Comment 4 Dimitri Glazkov (Google) 2010-02-24 18:27:49 PST
Are you sure this warrants three supers? It looks only super super slow.
Comment 5 Adam Barth 2010-02-25 00:24:34 PST
> They don't make sense to me - why would the XSSAuditor have to check anything
> coming out of the HTMLTokenizer?  This is HTML served up by the server, not
> coming from any user-controlled data.

The XSS auditor is checking whether the event handlers are present in the post request.  If they are, it gets suspicious that there might be a reflected XSS attack.

I need to spend some time with this in the debugger to see how we can speed this up.  In the worse case, we might need to build some sort of index over the post data to make substring queries faster.
Comment 6 James Robinson 2010-02-25 11:56:28 PST
Created attachment 49513 [details]
Patch
Comment 7 James Robinson 2010-02-25 11:58:02 PST
While you're thinking, could you please review this patch?
Comment 8 Adam Barth 2010-02-25 12:20:24 PST
Comment on attachment 49513 [details]
Patch

If you want to disable the auditor, we can do that via the Settings object.  In particular, you can look in Chromium at how the --disable-xss-auditor command line switch is implemented.
Comment 9 Adam Barth 2010-02-26 09:22:42 PST
Patch in hand, benchmarking.
Comment 10 Adam Barth 2010-02-26 09:33:56 PST
Created attachment 49593 [details]
Patch
Comment 11 Darin Adler 2010-02-26 09:35:09 PST
Comment on attachment 49593 [details]
Patch

This patch needs a "why" comment explaining why it's important to use two caches.
Comment 12 Darin Adler 2010-02-26 09:35:25 PST
Comment on attachment 49593 [details]
Patch

The code, not the change log.
Comment 13 Adam Barth 2010-02-26 09:41:19 PST
I've added the following comment to the header:

        // A state store to help us avoid canonicalizing the same URL repeated.
        // When a page has form data, we need two caches: one to store the
        // canonicalized URL and another to store the cannonicalized form
        // data.

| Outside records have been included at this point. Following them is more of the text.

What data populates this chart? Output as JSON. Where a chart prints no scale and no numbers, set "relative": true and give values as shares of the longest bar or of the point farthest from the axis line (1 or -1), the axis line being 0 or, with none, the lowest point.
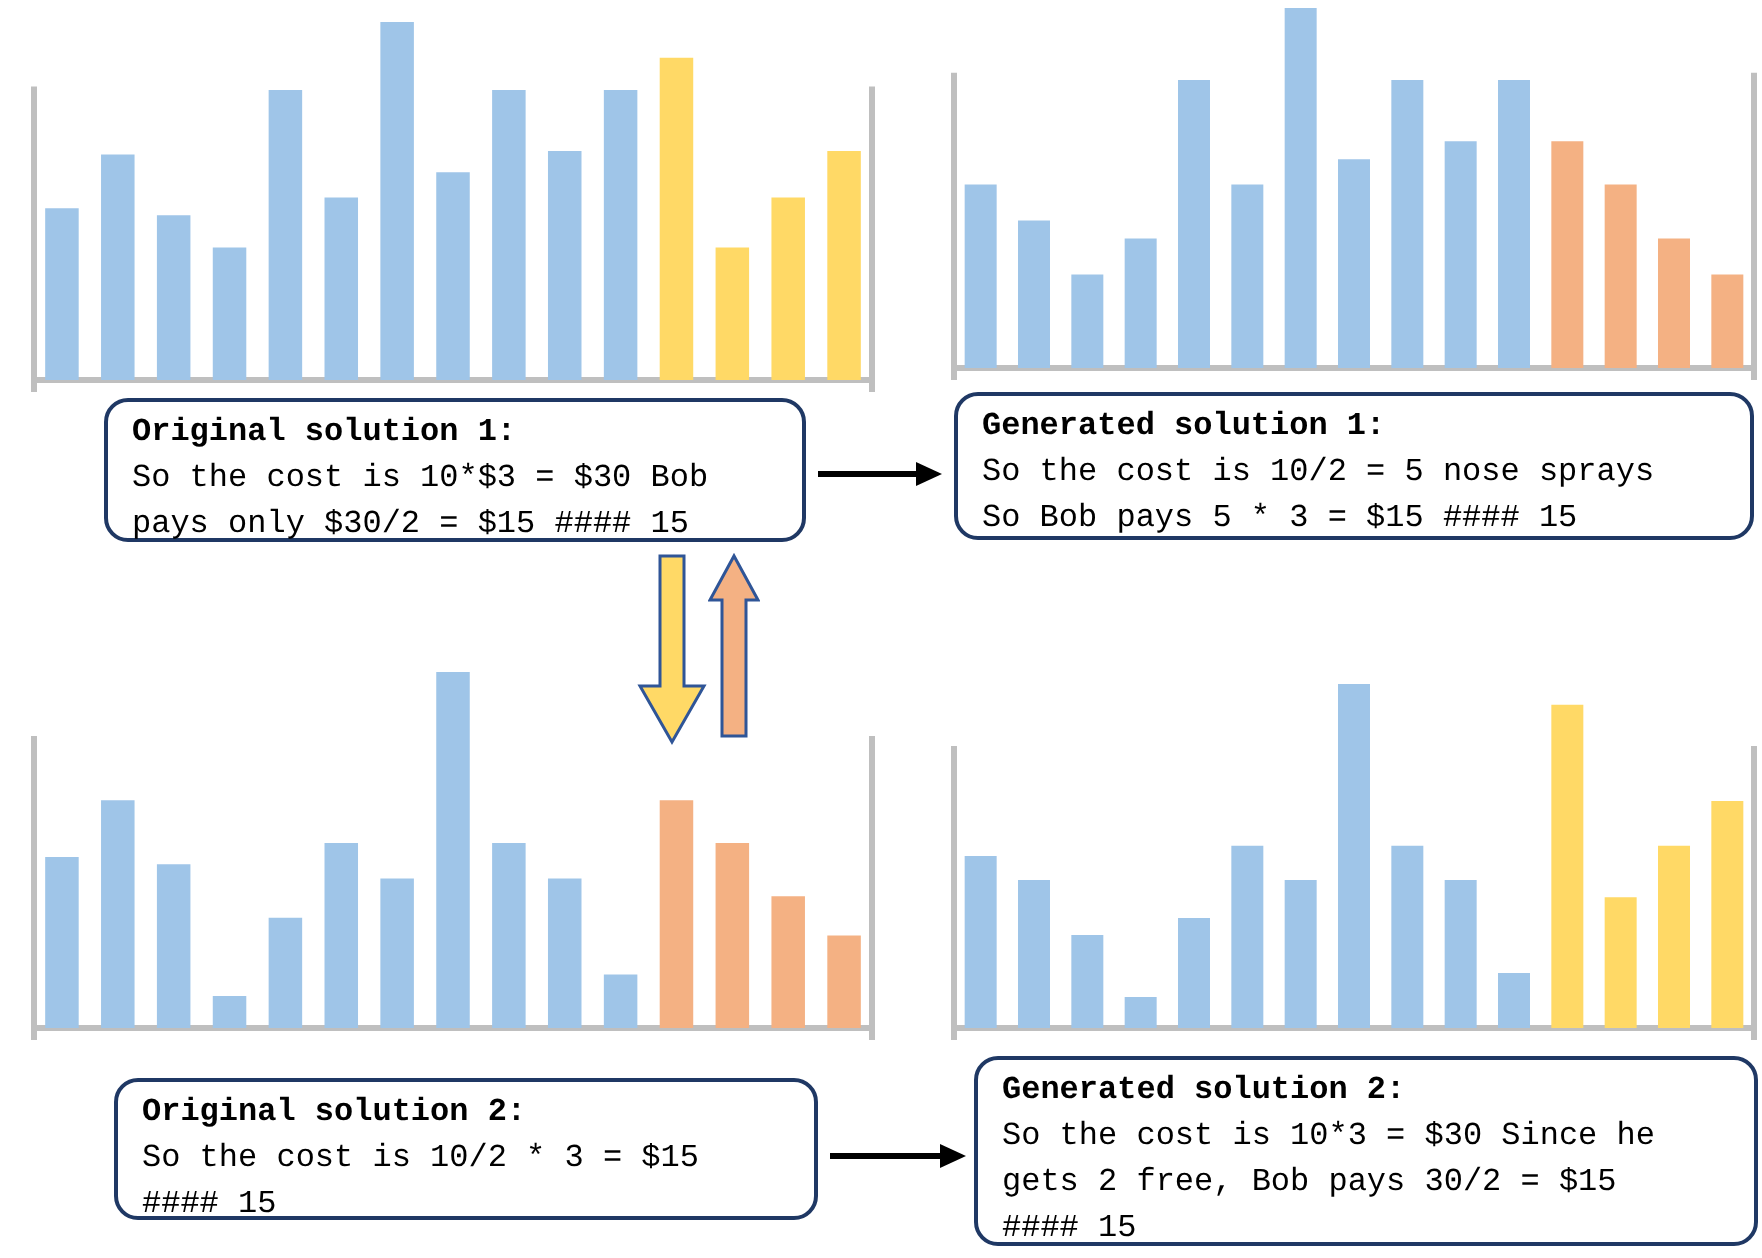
{
  "chart_data": [
    {
      "type": "bar",
      "relative": true,
      "categories": [
        null,
        null,
        null,
        null,
        null,
        null,
        null,
        null,
        null,
        null,
        null,
        null,
        null,
        null,
        null
      ],
      "values": [
        0.48,
        0.63,
        0.46,
        0.37,
        0.81,
        0.51,
        1,
        0.58,
        0.81,
        0.64,
        0.81,
        0.9,
        0.37,
        0.51,
        0.64
      ],
      "colors": [
        "#9fc5e8",
        "#9fc5e8",
        "#9fc5e8",
        "#9fc5e8",
        "#9fc5e8",
        "#9fc5e8",
        "#9fc5e8",
        "#9fc5e8",
        "#9fc5e8",
        "#9fc5e8",
        "#9fc5e8",
        "#ffd966",
        "#ffd966",
        "#ffd966",
        "#ffd966"
      ]
    },
    {
      "type": "bar",
      "relative": true,
      "categories": [
        null,
        null,
        null,
        null,
        null,
        null,
        null,
        null,
        null,
        null,
        null,
        null,
        null,
        null,
        null
      ],
      "values": [
        0.51,
        0.41,
        0.26,
        0.36,
        0.8,
        0.51,
        1,
        0.58,
        0.8,
        0.63,
        0.8,
        0.63,
        0.51,
        0.36,
        0.26
      ],
      "colors": [
        "#9fc5e8",
        "#9fc5e8",
        "#9fc5e8",
        "#9fc5e8",
        "#9fc5e8",
        "#9fc5e8",
        "#9fc5e8",
        "#9fc5e8",
        "#9fc5e8",
        "#9fc5e8",
        "#9fc5e8",
        "#f4b183",
        "#f4b183",
        "#f4b183",
        "#f4b183"
      ]
    },
    {
      "type": "other",
      "title": "Original solution 1:",
      "annotations": [
        "So the cost is 10*$3 = $30 Bob",
        "pays only $30/2 = $15 #### 15"
      ]
    },
    {
      "type": "other",
      "title": "Generated solution 1:",
      "annotations": [
        "So the cost is 10/2 = 5 nose sprays",
        "So Bob pays 5 * 3 = $15 #### 15"
      ]
    },
    {
      "type": "bar",
      "relative": true,
      "categories": [
        null,
        null,
        null,
        null,
        null,
        null,
        null,
        null,
        null,
        null,
        null,
        null,
        null,
        null,
        null
      ],
      "values": [
        0.48,
        0.64,
        0.46,
        0.09,
        0.31,
        0.52,
        0.42,
        1,
        0.52,
        0.42,
        0.15,
        0.64,
        0.52,
        0.37,
        0.26
      ],
      "colors": [
        "#9fc5e8",
        "#9fc5e8",
        "#9fc5e8",
        "#9fc5e8",
        "#9fc5e8",
        "#9fc5e8",
        "#9fc5e8",
        "#9fc5e8",
        "#9fc5e8",
        "#9fc5e8",
        "#9fc5e8",
        "#f4b183",
        "#f4b183",
        "#f4b183",
        "#f4b183"
      ]
    },
    {
      "type": "bar",
      "relative": true,
      "categories": [
        null,
        null,
        null,
        null,
        null,
        null,
        null,
        null,
        null,
        null,
        null,
        null,
        null,
        null,
        null
      ],
      "values": [
        0.5,
        0.43,
        0.27,
        0.09,
        0.32,
        0.53,
        0.43,
        1,
        0.53,
        0.43,
        0.16,
        0.94,
        0.38,
        0.53,
        0.66
      ],
      "colors": [
        "#9fc5e8",
        "#9fc5e8",
        "#9fc5e8",
        "#9fc5e8",
        "#9fc5e8",
        "#9fc5e8",
        "#9fc5e8",
        "#9fc5e8",
        "#9fc5e8",
        "#9fc5e8",
        "#9fc5e8",
        "#ffd966",
        "#ffd966",
        "#ffd966",
        "#ffd966"
      ]
    },
    {
      "type": "other",
      "title": "Original solution 2:",
      "annotations": [
        "So the cost is 10/2 * 3 = $15",
        "#### 15"
      ]
    },
    {
      "type": "other",
      "title": "Generated solution 2:",
      "annotations": [
        "So the cost is 10*3 = $30 Since he",
        "gets 2 free, Bob pays 30/2 = $15",
        "#### 15"
      ]
    }
  ]
}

If we only had one cache, we'd always generate a cache miss
        // and load some pages extremely slowly.
        // https://bugs.webkit.org/show_bug.cgi?id=35373

We're still slower on loading this page by a factor of four, but that's better than the factor of infinity slower we were before this patch.  (Ok, it's not really infinity, I just got bored waiting for the timer to finish.)